22.06.2023, 16:45 Uhr

Neues Hinweisgeberschutzgesetz tritt in Kraft

Ab dem 02.07.2023 gilt das „Gesetz für einen besseren Schutz hinweisgebender Personen sowie zur Umsetzung der Richtlinie zum Schutz von Personen, die Verstöße gegen das Unionsrecht melden“.

Ziel des Gesetzes ist der Schutz hinweisgebender Personen sowie der Schutz solcher Personen, die Gegenstand einer Meldung oder Offenlegung sind oder von einer solchen betroffen sind.

Das Gesetz gilt für die Meldung von Verstößen, die entweder strafbar sind (z.B. StGB) oder bußgeldbewehrt, soweit sie dem Schutz von Leben, Leib oder Gesundheit oder dem Schutz von Rechten von Beschäftigten oder ihrer Vertretungsorgane dienen. Darüber hinaus sind sonstige Verstöße gegen Rechtsvorschriften im öffentlichen Interesse erfasst, die wichtige Schutzgüter des öffentlichen Lebens betreffen (z.B. Geldwäsche und Terrorismusfinanzierung, Sicherheit im Straßen-, Eisenbahn- und Luftverkehr, Produktsicherheit, Umweltschutz, Strahlenschutz etc.).

Geschützt werden durch das Gesetz hinweisgebende Personen, die im Zusammenhang mit ihrer beruflichen Tätigkeit oder im Vorfeld Informationen über Verstöße erlangt haben und diese an die nach dem Gesetz vorgesehenen Meldestellen melden oder offenlegen. Neben Arbeitnehmern sind das auch Beamte, Selbstständige, Anteilseigner, Mitglieder des Verwaltungs-, Leitungs- oder Aufsichtsorgans (Geschäftsführer, Vorstände, Aufsichtsratsmitglieder) sowie Praktikanten, Mitarbeiter von Auftragnehmern, Subunternehmern und Lieferanten.

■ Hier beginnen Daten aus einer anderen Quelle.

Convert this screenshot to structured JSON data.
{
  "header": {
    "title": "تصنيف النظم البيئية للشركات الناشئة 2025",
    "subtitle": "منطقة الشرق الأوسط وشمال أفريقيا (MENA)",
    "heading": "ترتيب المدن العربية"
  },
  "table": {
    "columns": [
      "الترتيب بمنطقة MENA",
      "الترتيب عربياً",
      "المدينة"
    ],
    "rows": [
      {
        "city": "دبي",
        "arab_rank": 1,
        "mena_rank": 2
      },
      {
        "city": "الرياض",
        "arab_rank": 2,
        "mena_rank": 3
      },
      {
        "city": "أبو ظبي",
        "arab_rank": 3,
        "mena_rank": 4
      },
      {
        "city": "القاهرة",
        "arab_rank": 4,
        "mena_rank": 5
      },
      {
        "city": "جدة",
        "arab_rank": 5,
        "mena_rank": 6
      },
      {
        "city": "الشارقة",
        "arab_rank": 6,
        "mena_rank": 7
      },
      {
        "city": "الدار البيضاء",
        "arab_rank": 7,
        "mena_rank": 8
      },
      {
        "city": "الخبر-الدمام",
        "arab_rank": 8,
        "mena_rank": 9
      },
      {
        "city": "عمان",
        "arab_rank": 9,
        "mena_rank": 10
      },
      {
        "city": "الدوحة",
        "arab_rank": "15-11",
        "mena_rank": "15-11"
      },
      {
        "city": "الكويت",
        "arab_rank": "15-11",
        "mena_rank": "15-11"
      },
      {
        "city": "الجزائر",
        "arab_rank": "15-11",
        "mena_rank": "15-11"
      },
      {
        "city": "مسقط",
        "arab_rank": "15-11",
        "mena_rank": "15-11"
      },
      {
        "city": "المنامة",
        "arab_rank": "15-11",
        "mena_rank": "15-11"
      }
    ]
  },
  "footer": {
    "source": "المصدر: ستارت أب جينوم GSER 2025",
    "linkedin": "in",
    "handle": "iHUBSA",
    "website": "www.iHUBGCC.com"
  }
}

Hinweisgebenden Personen steht ein Wahlrecht zu zwischen interner und externer Meldung. Nach dem Gesetz sind interne und externe Meldung also gleichrangig. Nur ausnahmsweise ist die hinweisgebende Person befugt, Informationen über Verstöße außerhalb der internen oder externen Meldestellen Dritten gegenüber (z.B. Medien, soziale Netzwerke) offenzulegen. Das gilt beispielsweise dann, wenn zunächst eine externe Meldung erstattet worden ist, hierauf aber fristgemäße Folgemaßnahmen unterblieben sind oder keine Rückmeldung über solche Folgemaßnahmen erteilt wurde. Darüber hinaus ist die Offenlegung möglich, wenn hinreichender Grund zu der Annahme besteht, dass der Verstoß wegen eines notfalls, der Gefahr irreversible Schäden oder vergleichbare Umstände eine unmittelbare oder offenkundige Gefährdung des öffentlichen Interesses darstellt. Liegen diese Voraussetzungen nicht vor, fällt die hinweisgebende Person nicht unter den Schutzbereich des Gesetzes.

Für Arbeitgeber (natürliche oder juristische Personen sowie rechtsfähige Personengesellschaften), die in der Regel mindestens 50 Mitarbeiterinnen und Mitarbeiter beschäftigen, besteht künftig die Pflicht zur Einrichtung interner Meldestellen, an die sich Beschäftigte und/oder Leiharbeitnehmerinnen und -arbeitnehmer wenden können, um Informationen über Verstöße zu melden. Die Meldestellen sind vom Arbeitgeber so zu organisieren, dass sie Meldungen in mündlicher oder in Textform ermöglichen. Eine Verpflichtung, anonyme Meldungen zu ermöglichen, besteht nicht.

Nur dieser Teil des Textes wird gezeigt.